As of the end of trading on Thursday, shares of Array, a leader in solar-tracking equipment for utility-scale applications, have shot up 20.6% since the end of trading last Friday.
Setting a new quarterly record for revenue, Array reported sales of $515 million, representing a year-over-year gain of 173%. Analysts had expected the company to report $429 million on the top line. While the acquisition of STI Norland accounted for a large part of the company's revenue growth, organic revenue growth was strong, representing a 112% over that which Array reported in Q3 2021.
And it wasn't only the top of the income statement where Array sparkled. For the fourth consecutive quarter, Array expanded its gross profit margin, resulting in the company generating a gross margin of 15.6% in Q3 2022 -- notably higher than the 3.1% gross margin that it reported during the same period last year. The growth, moreover, extended to the bottom of the income statement. While analysts expected the company to report earnings per share of $0.11, Array booked EPS of $0.19.

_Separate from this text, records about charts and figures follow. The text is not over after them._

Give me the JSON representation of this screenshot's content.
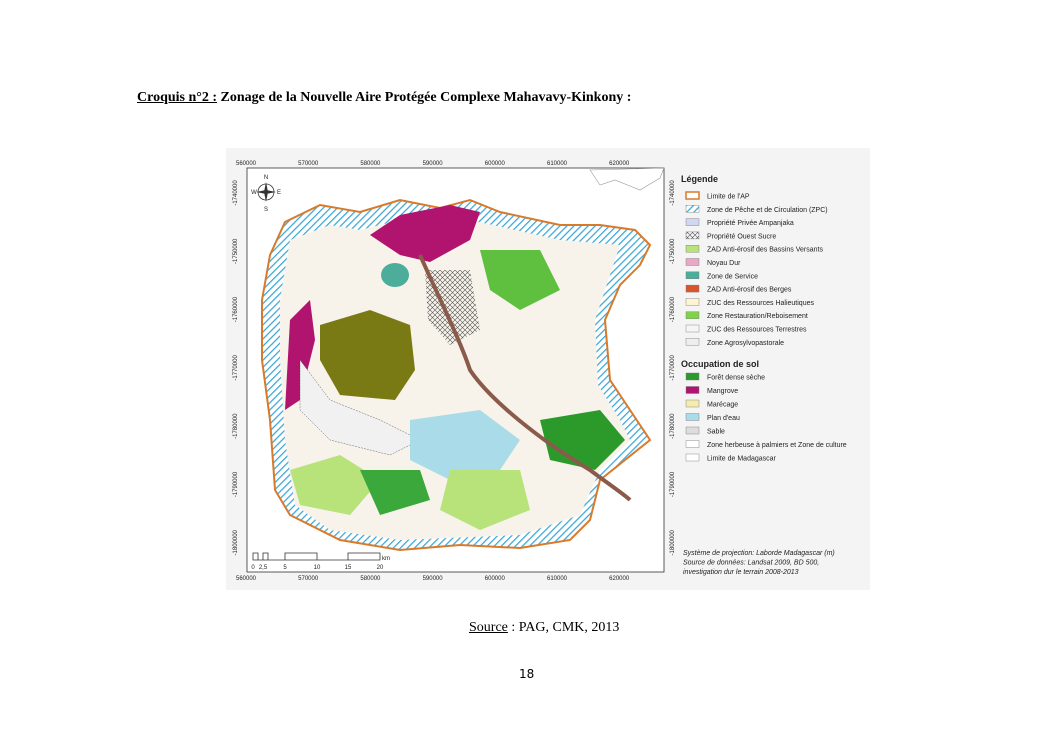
{
  "heading": {
    "label": "Croquis n°2 :",
    "text": "Zonage de la Nouvelle Aire Protégée Complexe Mahavavy-Kinkony :"
  },
  "map": {
    "x_labels": [
      "560000",
      "570000",
      "580000",
      "590000",
      "600000",
      "610000",
      "620000"
    ],
    "y_labels": [
      "-1740000",
      "-1750000",
      "-1760000",
      "-1770000",
      "-1780000",
      "-1790000",
      "-1800000"
    ],
    "compass": [
      "N",
      "W",
      "E",
      "S"
    ],
    "scale": {
      "ticks": [
        "0",
        "2,5",
        "5",
        "10",
        "15",
        "20"
      ],
      "unit": "km"
    },
    "legend": {
      "title": "Légende",
      "items": [
        "Limite de l'AP",
        "Zone de Pêche et de Circulation (ZPC)",
        "Propriété Privée Ampanjaka",
        "Propriété Ouest Sucre",
        "ZAD Anti-érosif des Bassins Versants",
        "Noyau Dur",
        "Zone de Service",
        "ZAD Anti-érosif des Berges",
        "ZUC des Ressources Halieutiques",
        "Zone Restauration/Reboisement",
        "ZUC des Ressources Terrestres",
        "Zone Agrosylvopastorale"
      ],
      "occupation_title": "Occupation de sol",
      "occupation_items": [
        "Forêt dense sèche",
        "Mangrove",
        "Marécage",
        "Plan d'eau",
        "Sable",
        "Zone herbeuse à palmiers et Zone de  culture",
        "Limite de Madagascar"
      ]
    },
    "notes": [
      "Système de projection: Laborde Madagascar (m)",
      "Source de données: Landsat 2009, BD 500,",
      " investigation dur le terrain 2008-2013"
    ]
  },
  "source": {
    "label": "Source",
    "text": " : PAG, CMK, 2013"
  },
  "page_number": "18"
}
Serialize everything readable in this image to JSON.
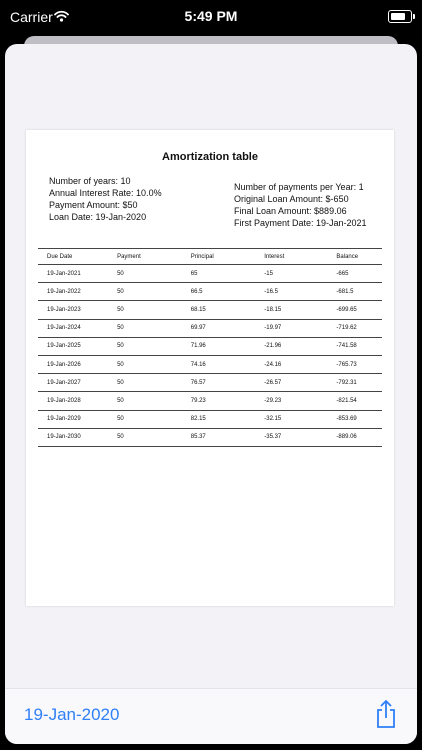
{
  "status_bar": {
    "carrier": "Carrier",
    "time": "5:49 PM"
  },
  "report": {
    "title": "Amortization table",
    "info_left": [
      "Number of years: 10",
      "Annual Interest Rate: 10.0%",
      "Payment Amount: $50",
      "Loan Date: 19-Jan-2020"
    ],
    "info_right": [
      "Number of payments per Year: 1",
      "Original Loan Amount: $-650",
      "Final Loan Amount: $889.06",
      "First Payment Date: 19-Jan-2021"
    ],
    "table": {
      "headers": [
        "Due Date",
        "Payment",
        "Principal",
        "Interest",
        "Balance"
      ],
      "rows": [
        [
          "19-Jan-2021",
          "50",
          "65",
          "-15",
          "-665"
        ],
        [
          "19-Jan-2022",
          "50",
          "66.5",
          "-16.5",
          "-681.5"
        ],
        [
          "19-Jan-2023",
          "50",
          "68.15",
          "-18.15",
          "-699.65"
        ],
        [
          "19-Jan-2024",
          "50",
          "69.97",
          "-19.97",
          "-719.62"
        ],
        [
          "19-Jan-2025",
          "50",
          "71.96",
          "-21.96",
          "-741.58"
        ],
        [
          "19-Jan-2026",
          "50",
          "74.16",
          "-24.16",
          "-765.73"
        ],
        [
          "19-Jan-2027",
          "50",
          "76.57",
          "-26.57",
          "-792.31"
        ],
        [
          "19-Jan-2028",
          "50",
          "79.23",
          "-29.23",
          "-821.54"
        ],
        [
          "19-Jan-2029",
          "50",
          "82.15",
          "-32.15",
          "-853.69"
        ],
        [
          "19-Jan-2030",
          "50",
          "85.37",
          "-35.37",
          "-889.06"
        ]
      ]
    }
  },
  "bottom_bar": {
    "date": "19-Jan-2020",
    "share_icon": "share-icon"
  },
  "colors": {
    "accent": "#2f7ff7",
    "sheet_background": "#f2f2f7"
  }
}
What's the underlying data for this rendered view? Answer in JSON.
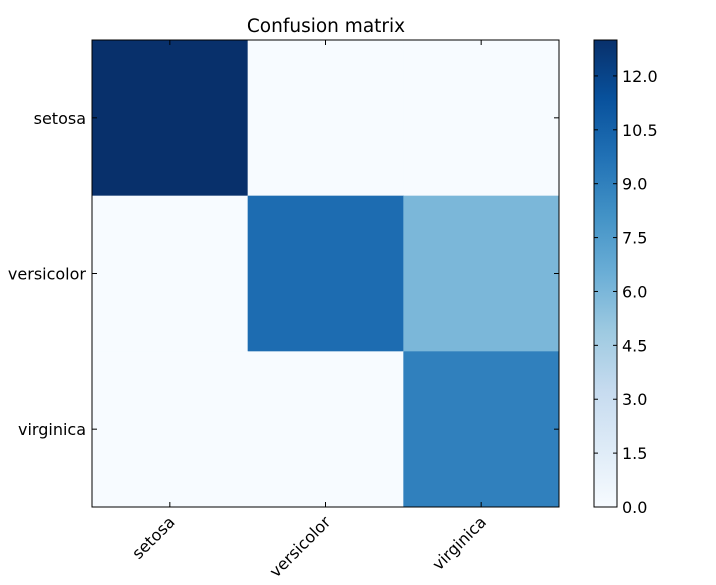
{
  "chart_data": {
    "type": "heatmap",
    "title": "Confusion matrix",
    "x_labels": [
      "setosa",
      "versicolor",
      "virginica"
    ],
    "y_labels": [
      "setosa",
      "versicolor",
      "virginica"
    ],
    "values": [
      [
        13,
        0,
        0
      ],
      [
        0,
        10,
        6
      ],
      [
        0,
        0,
        9
      ]
    ],
    "colormap": "Blues",
    "colorbar": {
      "min": 0,
      "max": 13,
      "ticks": [
        "0.0",
        "1.5",
        "3.0",
        "4.5",
        "6.0",
        "7.5",
        "9.0",
        "10.5",
        "12.0"
      ]
    },
    "grid": false,
    "colorbar_position": "right"
  }
}
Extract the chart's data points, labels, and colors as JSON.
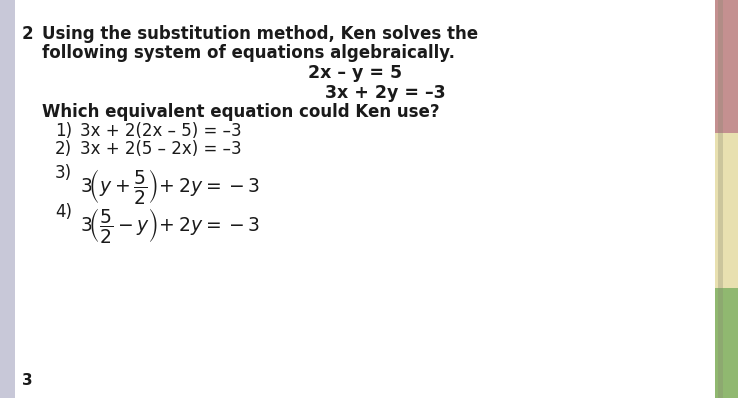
{
  "bg_color": "#f0f0f0",
  "paper_color": "#ffffff",
  "left_bar_color": "#c8c8d8",
  "right_bar_top_color": "#c49090",
  "right_bar_mid_color": "#e8e0b0",
  "right_bar_bot_color": "#90b870",
  "question_number": "2",
  "line1": "Using the substitution method, Ken solves the",
  "line2": "following system of equations algebraically.",
  "eq1": "2x – y = 5",
  "eq2": "3x + 2y = –3",
  "question": "Which equivalent equation could Ken use?",
  "opt1_num": "1)",
  "opt1_text": "3x + 2(2x – 5) = –3",
  "opt2_num": "2)",
  "opt2_text": "3x + 2(5 – 2x) = –3",
  "opt3_num": "3)",
  "opt4_num": "4)",
  "text_color": "#1a1a1a",
  "font_size_body": 12.0,
  "font_size_eq": 12.5,
  "font_size_math": 12.0
}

Investors also warmed up to the company's outlook for 2022. Management projects Array will report revenue of $1.5 billion to $1.6 billion. Should the company achieve the midpoint of this guidance, it will represent a year-over-year gain of about 82%.
Basking in the glow of a strong earnings report, investors had a lot to celebrate this week. It seems, however, that this solar stock is not solely one for renewable energy investors to keep on their radars, but growth investors as well.